Beyond formal eligibility, the practical wisdom shared by producers who have navigated these systems points to one additional truth: relationships matter. The BOI NollyFund did not arrive with a billboard campaign. Filmmakers like Ogunjiofor found their way to it through industry networks. The Afreximbank CANEX programme rewards African creative businesses that are already internationally visible and can demonstrate market traction. The UK-Nigeria Creative Fund is looking for projects that show scalability and impact, not just artistic ambition. The producers who have succeeded in accessing structured creative financing have invariably invested time in industry events, submitted projects to international film festivals to build visibility, and built relationships with the financial institutions long before they needed a check.

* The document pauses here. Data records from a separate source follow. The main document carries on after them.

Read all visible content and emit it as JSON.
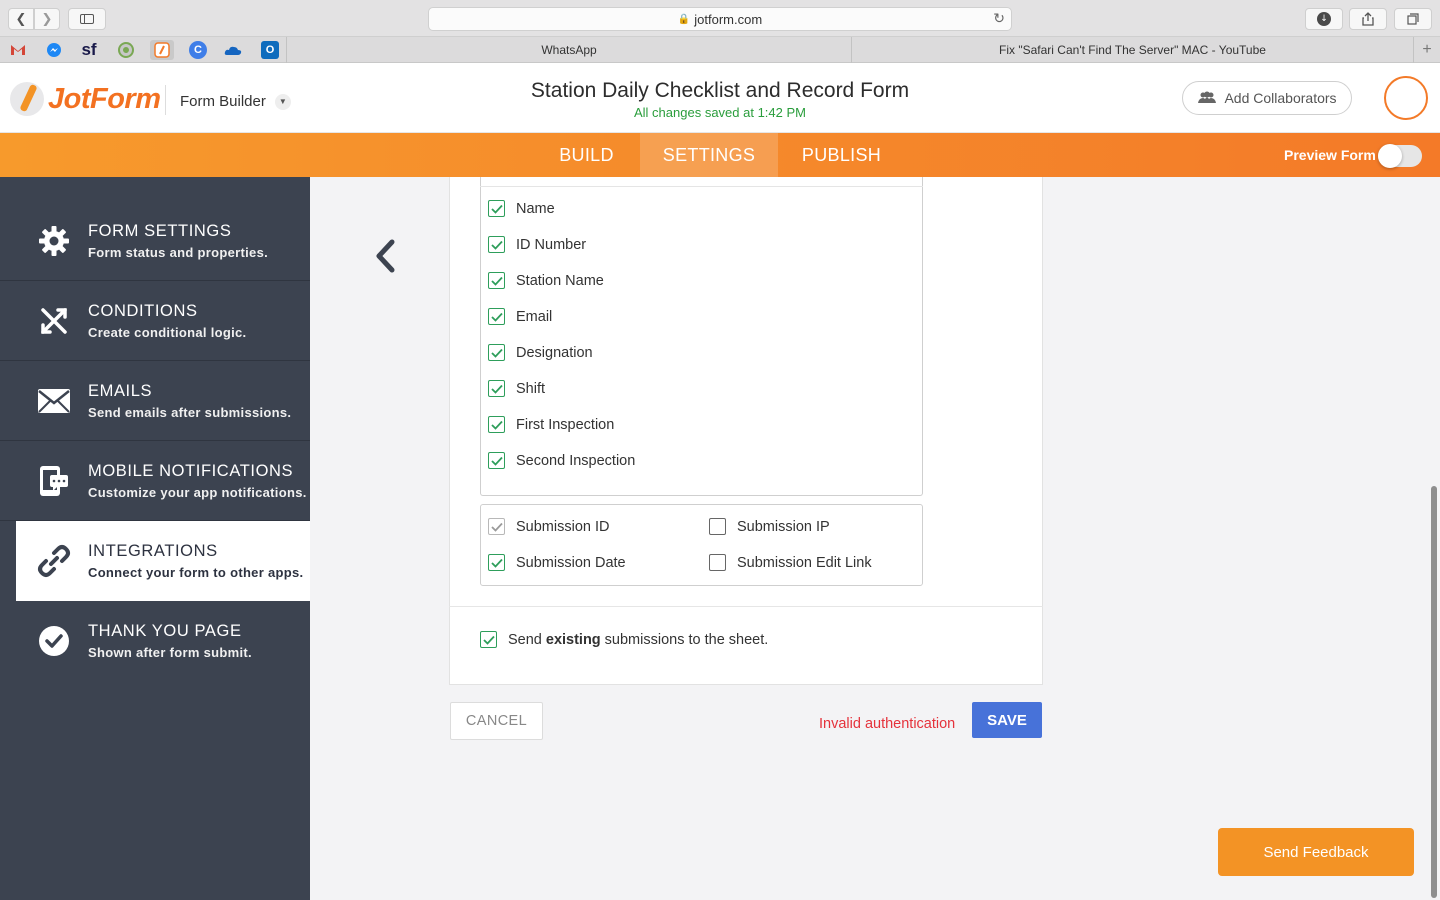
{
  "browser": {
    "url": "jotform.com",
    "tabs": [
      "WhatsApp",
      "Fix \"Safari Can't Find The Server\" MAC - YouTube"
    ],
    "bookmark_icons": [
      "gmail-icon",
      "messenger-icon",
      "salesforce-icon",
      "chrome-web-icon",
      "jotform-bookmark-icon",
      "canva-icon",
      "onedrive-icon",
      "outlook-icon"
    ],
    "bookmark_labels": {
      "salesforce": "sf",
      "canva": "C",
      "outlook": "O"
    }
  },
  "header": {
    "logo_text": "JotForm",
    "form_builder_label": "Form Builder",
    "form_title": "Station Daily Checklist and Record Form",
    "save_status": "All changes saved at 1:42 PM",
    "add_collaborators_label": "Add Collaborators"
  },
  "nav": {
    "tabs": [
      "BUILD",
      "SETTINGS",
      "PUBLISH"
    ],
    "active_tab": "SETTINGS",
    "preview_label": "Preview Form",
    "preview_on": false
  },
  "sidebar": {
    "items": [
      {
        "title": "FORM SETTINGS",
        "desc": "Form status and properties.",
        "icon": "gear-icon"
      },
      {
        "title": "CONDITIONS",
        "desc": "Create conditional logic.",
        "icon": "conditions-icon"
      },
      {
        "title": "EMAILS",
        "desc": "Send emails after submissions.",
        "icon": "envelope-icon"
      },
      {
        "title": "MOBILE NOTIFICATIONS",
        "desc": "Customize your app notifications.",
        "icon": "mobile-icon"
      },
      {
        "title": "INTEGRATIONS",
        "desc": "Connect your form to other apps.",
        "icon": "link-icon"
      },
      {
        "title": "THANK YOU PAGE",
        "desc": "Shown after form submit.",
        "icon": "checkmark-circle-icon"
      }
    ],
    "active": "INTEGRATIONS"
  },
  "fields": [
    {
      "label": "Name",
      "checked": true
    },
    {
      "label": "ID Number",
      "checked": true
    },
    {
      "label": "Station Name",
      "checked": true
    },
    {
      "label": "Email",
      "checked": true
    },
    {
      "label": "Designation",
      "checked": true
    },
    {
      "label": "Shift",
      "checked": true
    },
    {
      "label": "First Inspection",
      "checked": true
    },
    {
      "label": "Second Inspection",
      "checked": true
    }
  ],
  "submission_fields": [
    {
      "label": "Submission ID",
      "checked": true,
      "disabled": true
    },
    {
      "label": "Submission IP",
      "checked": false
    },
    {
      "label": "Submission Date",
      "checked": true
    },
    {
      "label": "Submission Edit Link",
      "checked": false
    }
  ],
  "send_existing": {
    "prefix": "Send",
    "bold": "existing",
    "suffix": "submissions to the sheet.",
    "checked": true
  },
  "actions": {
    "cancel_label": "CANCEL",
    "save_label": "SAVE",
    "error_message": "Invalid authentication"
  },
  "feedback_label": "Send Feedback",
  "colors": {
    "accent_orange": "#f47a28",
    "sidebar_bg": "#3c4350",
    "check_green": "#2e9e5b",
    "save_blue": "#4772d9",
    "error_red": "#e5323b",
    "status_green": "#2a9d3c"
  }
}
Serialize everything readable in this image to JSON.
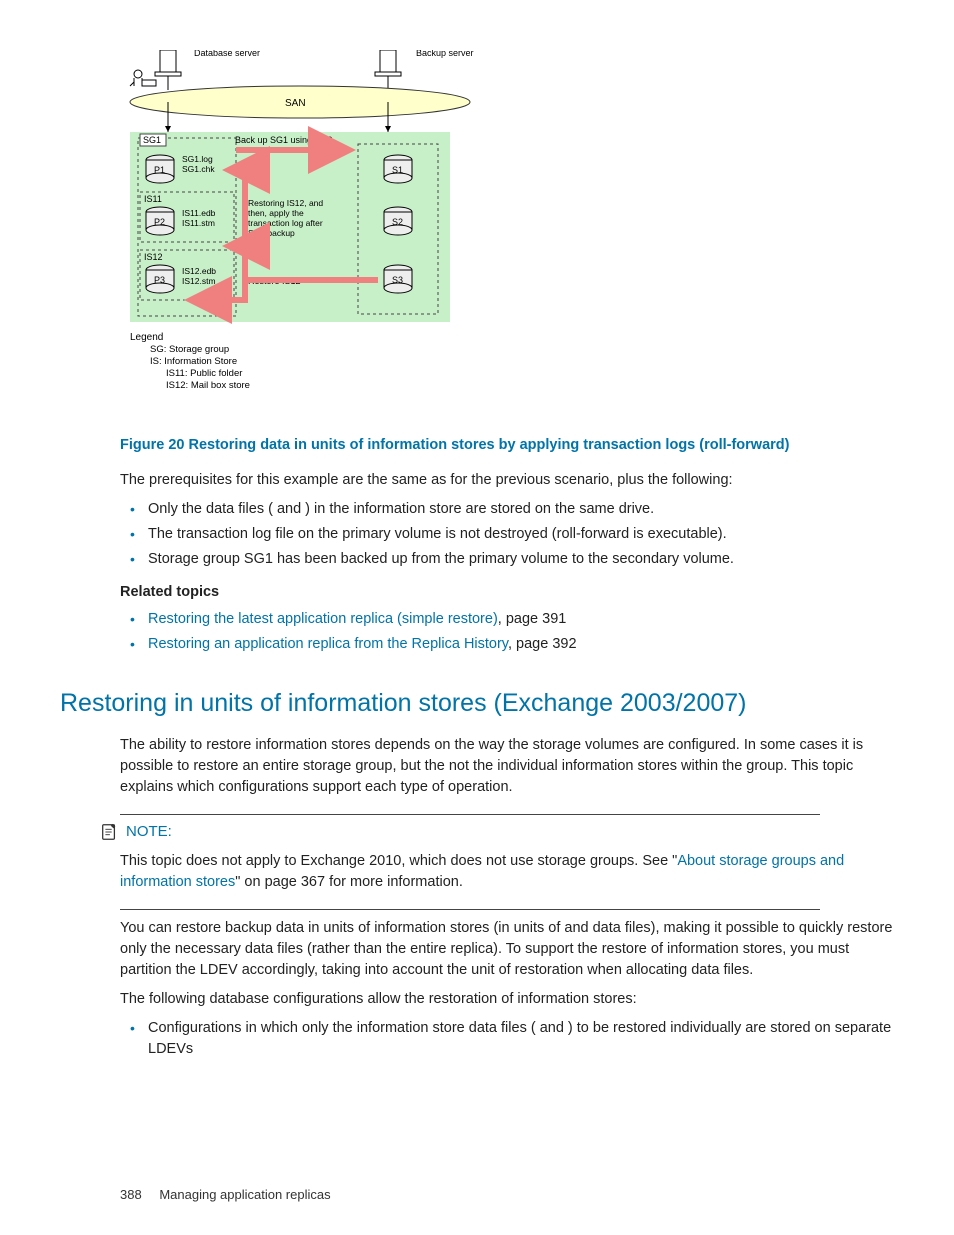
{
  "figure": {
    "db_server": "Database\nserver",
    "backup_server": "Backup\nserver",
    "san": "SAN",
    "sg1": "SG1",
    "backup_vss": "Back up SG1 using VSS",
    "p1": "P1",
    "p1_files": "SG1.log\nSG1.chk",
    "is11": "IS11",
    "p2": "P2",
    "p2_files": "IS11.edb\nIS11.stm",
    "restoring_text": "Restoring IS12, and\nthen, apply the\ntransaction log after\nSG1 backup",
    "is12": "IS12",
    "p3": "P3",
    "p3_files": "IS12.edb\nIS12.stm",
    "restore_is12": "Restore IS12",
    "s1": "S1",
    "s2": "S2",
    "s3": "S3",
    "legend_title": "Legend",
    "legend_sg": "SG: Storage group",
    "legend_is": "IS: Information Store",
    "legend_is11": "IS11: Public folder",
    "legend_is12": "IS12: Mail box store"
  },
  "caption": "Figure 20 Restoring data in units of information stores by applying transaction logs (roll-forward)",
  "prereq_intro": "The prerequisites for this example are the same as for the previous scenario, plus the following:",
  "prereq": [
    "Only the data files (           and          ) in the information store are stored on the same drive.",
    "The transaction log file on the primary volume is not destroyed (roll-forward is executable).",
    "Storage group SG1 has been backed up from the primary volume to the secondary volume."
  ],
  "related_heading": "Related topics",
  "related": [
    {
      "link": "Restoring the latest application replica (simple restore)",
      "suffix": ", page 391"
    },
    {
      "link": "Restoring an application replica from the Replica History",
      "suffix": ", page 392"
    }
  ],
  "section_title": "Restoring in units of information stores (Exchange 2003/2007)",
  "section_intro": "The ability to restore information stores depends on the way the storage volumes are configured. In some cases it is possible to restore an entire storage group, but the not the individual information stores within the group. This topic explains which configurations support each type of operation.",
  "note_label": "NOTE:",
  "note_body_pre": "This topic does not apply to Exchange 2010, which does not use storage groups. See \"",
  "note_link": "About storage groups and information stores",
  "note_body_post": "\" on page 367 for more information.",
  "para_restore": "You can restore backup data in units of information stores (in units of            and            data files), making it possible to quickly restore only the necessary data files (rather than the entire replica). To support the restore of information stores, you must partition the LDEV accordingly, taking into account the unit of restoration when allocating data files.",
  "para_following": "The following database configurations allow the restoration of information stores:",
  "config_bullet": "Configurations in which only the information store data files (          and          ) to be restored individually are stored on separate LDEVs",
  "footer_page": "388",
  "footer_text": "Managing application replicas"
}
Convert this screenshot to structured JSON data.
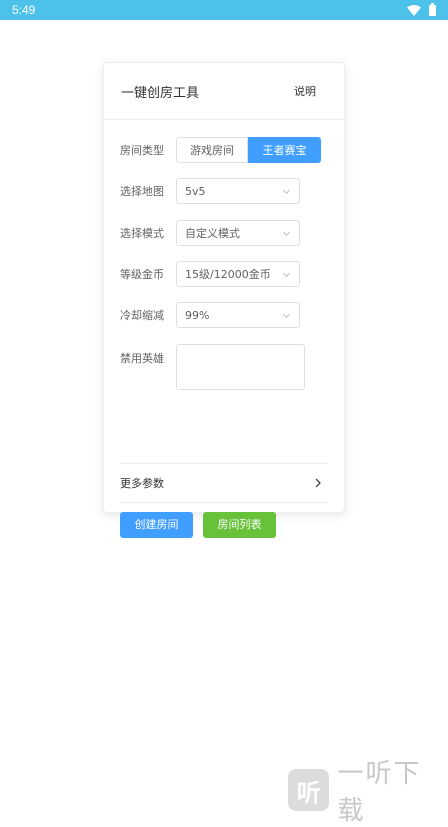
{
  "status_bar": {
    "time": "5:49"
  },
  "card": {
    "title": "一键创房工具",
    "help_label": "说明"
  },
  "form": {
    "room_type": {
      "label": "房间类型",
      "options": [
        "游戏房间",
        "王者赛宝"
      ],
      "selected": "王者赛宝"
    },
    "map": {
      "label": "选择地图",
      "value": "5v5"
    },
    "mode": {
      "label": "选择模式",
      "value": "自定义模式"
    },
    "level_gold": {
      "label": "等级金币",
      "value": "15级/12000金币"
    },
    "cooldown": {
      "label": "冷却缩减",
      "value": "99%"
    },
    "ban_heroes": {
      "label": "禁用英雄",
      "value": ""
    },
    "more_params_label": "更多参数"
  },
  "buttons": {
    "create": "创建房间",
    "list": "房间列表"
  },
  "colors": {
    "primary": "#409eff",
    "success": "#67c23a",
    "status_bar": "#4cc2ea"
  },
  "watermark": {
    "logo_glyph": "听",
    "text": "一听下载"
  }
}
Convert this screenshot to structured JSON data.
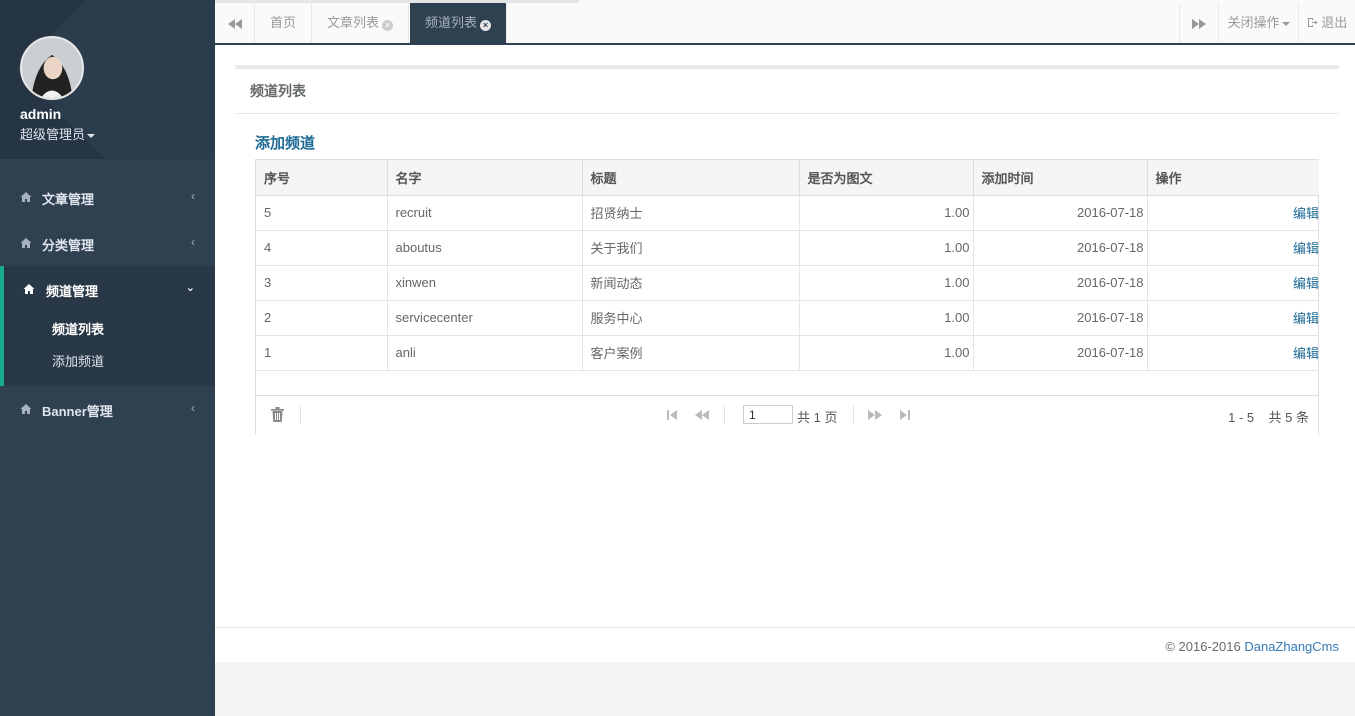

Nigeria’s creative economy, according to PwC projections cited by ThisDay in reporting from August 2025, has the potential to contribute $15 billion to the national GDP — a figure that dwarfs the current $6.4 billion valuation [15]. The music industry alone grossed over $400 million in 2024 through streaming, brand deals, and international concerts. Nollywood produces more than 2,500 films annually. UNESCO has estimated that Africa’s creative sector could generate $20 billion annually and create 20 million jobs if fully supported. Nigeria, with its population and talent density, should be capturing the largest share of that. It is finally assembling the financial infrastructure to do so. The funds are here. The question every Nigerian producer now needs to answer is whether they are ready to walk through the door.